Yes, I found this helpful and wise.  Sometimes I have difficulty balancing stream-of-consciousness with sharp story-telling, especially when I'm trying to balance sensitivity with documentation.  Writing can be very tricky in that sense.  What do you think about the evocativeness of ghost stories?


----------



## blazeofglory

Abishai100 said:


> Yes, I found this helpful and wise.  Sometimes I have difficulty balancing stream-of-consciousness with sharp story-telling, especially when I'm trying to balance sensitivity with documentation.  Writing can be very tricky in that sense.  What do you think about the evocativeness of ghost stories?

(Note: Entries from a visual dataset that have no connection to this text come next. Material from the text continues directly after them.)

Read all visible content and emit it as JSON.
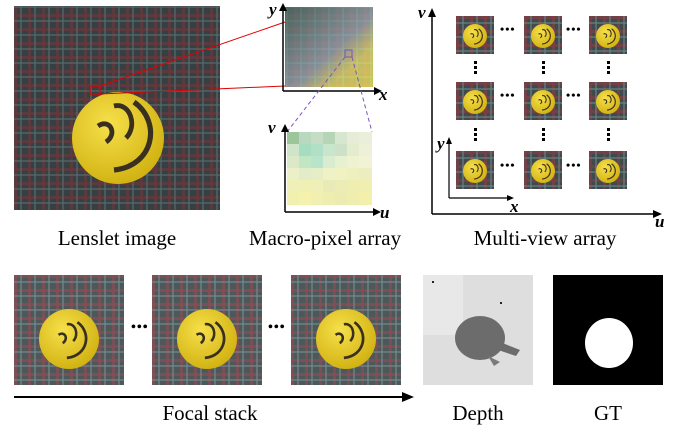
{
  "captions": {
    "lenslet": "Lenslet image",
    "macro": "Macro-pixel array",
    "multiview": "Multi-view array",
    "focal": "Focal stack",
    "depth": "Depth",
    "gt": "GT"
  },
  "axes": {
    "macro_top_y": "y",
    "macro_top_x": "x",
    "macro_bottom_v": "v",
    "macro_bottom_u": "u",
    "mv_outer_v": "v",
    "mv_outer_u": "u",
    "mv_inner_y": "y",
    "mv_inner_x": "x"
  },
  "ellipsis": "•••",
  "colors": {
    "zoom_line": "#e00000",
    "dashed_zoom": "#7a55b8",
    "ball": "#e8cf1a",
    "plaid_dark": "#2e3a3c",
    "plaid_red": "#8a3d44"
  }
}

Ghost stories or stories based on myths, legends evoke something that is deeply seated in the subconscious. Ghost stories mirrors our internal beings, imagine our boyhoods were full of imaginations, fancies and it takes to a deeper realm of us which we ordinarily fail to fathom. Yes stream of consciousness works in such stories more than in other types since our personalities are built on such stuffs even if we are maturing into adulthood.


----------



## Eric Romano

Writing requires a lot of patience and a flow of thoughts that would knit something beautiful to read. Any writer is well served by learning about the world.  The only way to become a writer is to sit still and write.  All writing counts, it’s cumulative.  I became a professional by taking any assignment I could get, applying fervent devotion even if the subject was algae production in sewage plants. I've also read a lot of books and articles and essays regarding the art of writing. I tend to wake up extremely early with words flooding into my brain.  If I don’t get up, they’ll continue to accumulate in puddles, so it’s a relief to get to the keyboard and dump them out. But many writers will tell you, in the modern era our job seems to demand everything _but_ writing. I think the writer’s duty is to own up to the power of the craft and use it wisely.


----------



## bobo

Eric Romano said:


> something beautiful to read.


Whou - stressing the beautiful is STRONG


----------



## WildPolitics

Wise words indeed Eric:  the writer’s duty is to own up to the power of the craft and use it wisely.

Thanks Fillipi for starting such a thought provoking thread!


----------



## JacksonPoland

Fillipi said:


> To study art is to peek into the soul of another and walk away with a little part of that essence for our journey, stashing it in the bag of perspectives and insights.
> Fillipi Rocha



Really enjoyed that, man.


----------